Dr. van der Vleuten won the Karolinska Institutet Prize for Research in Medical Education this year. He was the plenary speaker at this year's University of Michigan Department of Medical Education's Medical Education Day. He is one of the most interesting voices in the world of medical education assessment.
You can hear him speak live online today Monday 29 October 2012 from 13:00-17:00 (European time) at ki.se/kiprime/live. That's in 20 minutes!
October 27, 2012
Congrats to Ruth-Marie Fincher!
September 10, 2012
International medical education standards
One of the most interesting themes at AMEE this year was the upsides and downsides of international standardization of medical education. China is becoming a medical education powerhouse (we've hosted several Chinese med ed scholars recently and have been working with PUMC. Most of the talk I heard was about med ed life in the UK which, with its increasingly diverse patient and medical student populations, is struggling to balance the reliability of standardization with the validity of variability.
To my ear, it seems a fascinating question: How variable should medical care be? Minimum competency standards are obviously necessary, of course. But beyond that: are communication skills not one-size-fits all? How about risk management and the aggression of treatments? The amount of high-cost testing and aversion of false-positive vs. false negative diagnoses? Our quest for finding an "optimal" approach to these things and trying to line all the doctors up on the global maximum may be wrong-headed: perhaps a culturally-diverse patient population requires a medically-diverse medical culture.
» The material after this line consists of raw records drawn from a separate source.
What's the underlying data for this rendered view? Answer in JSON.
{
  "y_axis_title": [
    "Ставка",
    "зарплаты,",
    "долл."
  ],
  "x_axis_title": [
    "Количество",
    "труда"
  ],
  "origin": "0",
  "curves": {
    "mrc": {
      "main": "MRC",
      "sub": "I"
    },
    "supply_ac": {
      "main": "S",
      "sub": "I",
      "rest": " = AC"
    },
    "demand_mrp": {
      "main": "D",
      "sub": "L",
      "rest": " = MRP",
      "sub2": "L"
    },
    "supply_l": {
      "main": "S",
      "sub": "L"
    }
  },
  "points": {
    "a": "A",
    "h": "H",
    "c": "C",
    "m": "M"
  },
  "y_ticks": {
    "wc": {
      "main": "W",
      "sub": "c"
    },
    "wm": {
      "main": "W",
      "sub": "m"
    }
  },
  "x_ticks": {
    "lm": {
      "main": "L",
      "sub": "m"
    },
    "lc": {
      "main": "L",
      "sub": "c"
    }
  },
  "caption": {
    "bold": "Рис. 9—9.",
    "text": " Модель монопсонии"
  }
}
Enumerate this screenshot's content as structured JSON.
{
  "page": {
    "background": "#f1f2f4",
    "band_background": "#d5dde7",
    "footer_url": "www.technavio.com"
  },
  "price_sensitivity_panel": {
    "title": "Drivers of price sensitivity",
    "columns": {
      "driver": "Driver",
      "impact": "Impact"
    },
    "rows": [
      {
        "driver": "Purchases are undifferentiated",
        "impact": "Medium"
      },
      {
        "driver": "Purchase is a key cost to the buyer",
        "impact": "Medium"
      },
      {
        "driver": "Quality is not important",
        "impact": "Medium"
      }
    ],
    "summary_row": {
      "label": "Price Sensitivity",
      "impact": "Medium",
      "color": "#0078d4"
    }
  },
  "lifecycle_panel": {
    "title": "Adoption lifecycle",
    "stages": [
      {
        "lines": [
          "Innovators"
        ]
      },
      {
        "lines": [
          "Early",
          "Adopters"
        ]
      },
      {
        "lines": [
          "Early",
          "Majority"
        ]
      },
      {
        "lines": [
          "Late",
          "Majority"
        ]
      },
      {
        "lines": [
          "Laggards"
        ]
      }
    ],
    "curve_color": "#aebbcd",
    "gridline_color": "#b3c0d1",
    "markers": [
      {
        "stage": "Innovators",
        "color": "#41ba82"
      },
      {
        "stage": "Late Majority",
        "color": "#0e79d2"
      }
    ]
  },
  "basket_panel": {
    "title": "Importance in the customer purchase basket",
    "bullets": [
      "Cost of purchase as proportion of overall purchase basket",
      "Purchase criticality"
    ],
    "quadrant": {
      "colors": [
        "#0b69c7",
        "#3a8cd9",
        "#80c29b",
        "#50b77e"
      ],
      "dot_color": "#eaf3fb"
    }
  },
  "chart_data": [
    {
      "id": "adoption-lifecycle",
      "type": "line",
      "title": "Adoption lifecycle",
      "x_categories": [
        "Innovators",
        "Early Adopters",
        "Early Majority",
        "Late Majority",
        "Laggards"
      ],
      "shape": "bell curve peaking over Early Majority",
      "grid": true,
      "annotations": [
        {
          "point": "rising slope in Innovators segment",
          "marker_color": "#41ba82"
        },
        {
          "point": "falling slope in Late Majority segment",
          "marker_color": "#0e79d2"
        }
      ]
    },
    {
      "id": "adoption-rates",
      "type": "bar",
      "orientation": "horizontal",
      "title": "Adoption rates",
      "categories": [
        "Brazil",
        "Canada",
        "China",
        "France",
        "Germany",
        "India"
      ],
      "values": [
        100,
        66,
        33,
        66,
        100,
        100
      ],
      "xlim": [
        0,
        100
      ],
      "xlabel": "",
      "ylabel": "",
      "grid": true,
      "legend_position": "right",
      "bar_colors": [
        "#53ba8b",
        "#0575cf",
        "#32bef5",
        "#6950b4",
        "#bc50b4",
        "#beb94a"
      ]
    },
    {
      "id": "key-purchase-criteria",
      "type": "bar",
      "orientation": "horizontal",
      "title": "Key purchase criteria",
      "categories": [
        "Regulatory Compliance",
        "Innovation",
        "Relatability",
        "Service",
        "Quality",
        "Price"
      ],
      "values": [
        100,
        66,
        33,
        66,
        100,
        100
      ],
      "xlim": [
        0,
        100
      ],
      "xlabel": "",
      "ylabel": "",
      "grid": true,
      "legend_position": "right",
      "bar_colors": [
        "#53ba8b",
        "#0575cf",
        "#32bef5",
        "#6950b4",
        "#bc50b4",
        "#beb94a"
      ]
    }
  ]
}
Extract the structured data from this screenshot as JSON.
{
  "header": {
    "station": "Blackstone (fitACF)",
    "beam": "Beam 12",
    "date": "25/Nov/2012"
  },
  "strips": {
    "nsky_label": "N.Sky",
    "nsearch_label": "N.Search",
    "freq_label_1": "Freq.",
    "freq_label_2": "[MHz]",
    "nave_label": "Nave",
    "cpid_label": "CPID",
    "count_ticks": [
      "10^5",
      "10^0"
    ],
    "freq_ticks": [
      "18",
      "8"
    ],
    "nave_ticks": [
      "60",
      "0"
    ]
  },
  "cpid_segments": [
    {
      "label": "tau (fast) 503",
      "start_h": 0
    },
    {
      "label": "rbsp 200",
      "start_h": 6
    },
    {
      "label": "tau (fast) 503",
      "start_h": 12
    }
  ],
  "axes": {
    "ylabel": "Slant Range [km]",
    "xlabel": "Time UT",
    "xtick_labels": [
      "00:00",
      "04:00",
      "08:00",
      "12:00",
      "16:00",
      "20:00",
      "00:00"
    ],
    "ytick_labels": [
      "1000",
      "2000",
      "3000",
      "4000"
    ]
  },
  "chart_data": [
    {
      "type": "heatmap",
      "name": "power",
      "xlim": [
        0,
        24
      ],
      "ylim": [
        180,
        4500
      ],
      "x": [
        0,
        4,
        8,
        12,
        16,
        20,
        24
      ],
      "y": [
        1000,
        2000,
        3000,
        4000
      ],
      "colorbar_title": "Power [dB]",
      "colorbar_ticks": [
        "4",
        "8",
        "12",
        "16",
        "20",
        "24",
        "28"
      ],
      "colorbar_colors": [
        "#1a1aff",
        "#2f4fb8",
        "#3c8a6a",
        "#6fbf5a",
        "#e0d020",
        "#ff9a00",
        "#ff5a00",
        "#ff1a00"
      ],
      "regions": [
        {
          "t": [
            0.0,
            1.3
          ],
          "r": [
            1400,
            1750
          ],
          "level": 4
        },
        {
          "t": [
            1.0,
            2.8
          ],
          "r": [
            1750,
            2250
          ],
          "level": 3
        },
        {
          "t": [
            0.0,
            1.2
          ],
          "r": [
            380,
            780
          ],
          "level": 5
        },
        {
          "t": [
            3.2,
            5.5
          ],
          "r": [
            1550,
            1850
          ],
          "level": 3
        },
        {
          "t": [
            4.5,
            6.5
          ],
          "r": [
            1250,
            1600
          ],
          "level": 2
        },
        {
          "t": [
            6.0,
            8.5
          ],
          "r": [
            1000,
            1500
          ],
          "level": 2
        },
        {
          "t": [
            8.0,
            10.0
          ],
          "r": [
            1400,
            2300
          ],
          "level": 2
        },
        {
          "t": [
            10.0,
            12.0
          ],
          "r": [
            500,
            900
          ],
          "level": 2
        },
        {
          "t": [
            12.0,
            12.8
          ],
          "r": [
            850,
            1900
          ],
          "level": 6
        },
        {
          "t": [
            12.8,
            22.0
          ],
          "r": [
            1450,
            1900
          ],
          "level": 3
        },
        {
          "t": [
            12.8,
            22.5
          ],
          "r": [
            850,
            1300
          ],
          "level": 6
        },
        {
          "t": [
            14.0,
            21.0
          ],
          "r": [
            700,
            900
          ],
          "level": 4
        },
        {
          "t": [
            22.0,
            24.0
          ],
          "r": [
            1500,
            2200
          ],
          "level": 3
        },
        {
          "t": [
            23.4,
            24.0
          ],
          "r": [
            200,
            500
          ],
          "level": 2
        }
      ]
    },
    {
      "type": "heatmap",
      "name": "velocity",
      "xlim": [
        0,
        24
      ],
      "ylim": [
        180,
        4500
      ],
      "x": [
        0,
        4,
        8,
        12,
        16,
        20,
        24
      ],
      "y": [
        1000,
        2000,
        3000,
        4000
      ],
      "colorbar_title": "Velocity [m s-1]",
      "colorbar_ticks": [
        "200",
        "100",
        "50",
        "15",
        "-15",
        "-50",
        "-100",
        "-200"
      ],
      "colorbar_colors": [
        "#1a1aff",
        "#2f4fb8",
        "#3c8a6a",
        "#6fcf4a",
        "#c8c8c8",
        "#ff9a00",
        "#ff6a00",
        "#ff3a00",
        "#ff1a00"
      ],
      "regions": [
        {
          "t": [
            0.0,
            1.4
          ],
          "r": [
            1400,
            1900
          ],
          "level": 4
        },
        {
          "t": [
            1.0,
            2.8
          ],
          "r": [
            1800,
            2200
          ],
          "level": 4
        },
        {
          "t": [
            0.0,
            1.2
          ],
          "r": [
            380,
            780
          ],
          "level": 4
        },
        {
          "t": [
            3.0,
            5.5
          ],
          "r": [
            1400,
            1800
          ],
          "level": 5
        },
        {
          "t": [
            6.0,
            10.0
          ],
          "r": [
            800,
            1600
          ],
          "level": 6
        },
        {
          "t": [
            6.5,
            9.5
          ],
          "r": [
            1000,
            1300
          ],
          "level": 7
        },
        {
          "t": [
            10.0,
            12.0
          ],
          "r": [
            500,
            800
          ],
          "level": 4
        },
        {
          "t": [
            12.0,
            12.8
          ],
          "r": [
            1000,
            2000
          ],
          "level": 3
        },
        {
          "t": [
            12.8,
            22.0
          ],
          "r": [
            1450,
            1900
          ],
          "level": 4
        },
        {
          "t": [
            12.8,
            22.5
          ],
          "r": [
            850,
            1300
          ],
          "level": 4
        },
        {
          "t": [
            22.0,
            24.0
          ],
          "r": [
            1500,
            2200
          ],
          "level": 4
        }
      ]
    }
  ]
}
"Malaysia requires the services of healthcare providers who are well trained and well mannered. They must be beyond reproach. They must be professionals who are ethical and put the welfare and care of their patients above everything else," he said.
Standards are good. But obviously not everything.
Plus I love the "beyond reproach" part. We can dream, can't we?
August 13, 2012
Do students' notes count?
Students have to learn to use Electronic Health Records (and I assume they are better at learning this stuff than the doctors who are training them.
I've heard other people talk about whether students should be allowed to enter notes into a patient's EHR and whether it should be flagged as a student note in the record. Certainly students' notes are not a reliable as more senior clinicians; that's demonstrable. But 1) not all students' notes are unreliable and 2) flagging students' notes casts a wide (and oddly quality-blind) net over suspicious EHR entries.
This seems like an important research topic since USMLE 2 now requires post-encounter notes; students are learning this stuff and should be assessed. Where better to assess them than in the clinic and how easier to do it than through EHRs?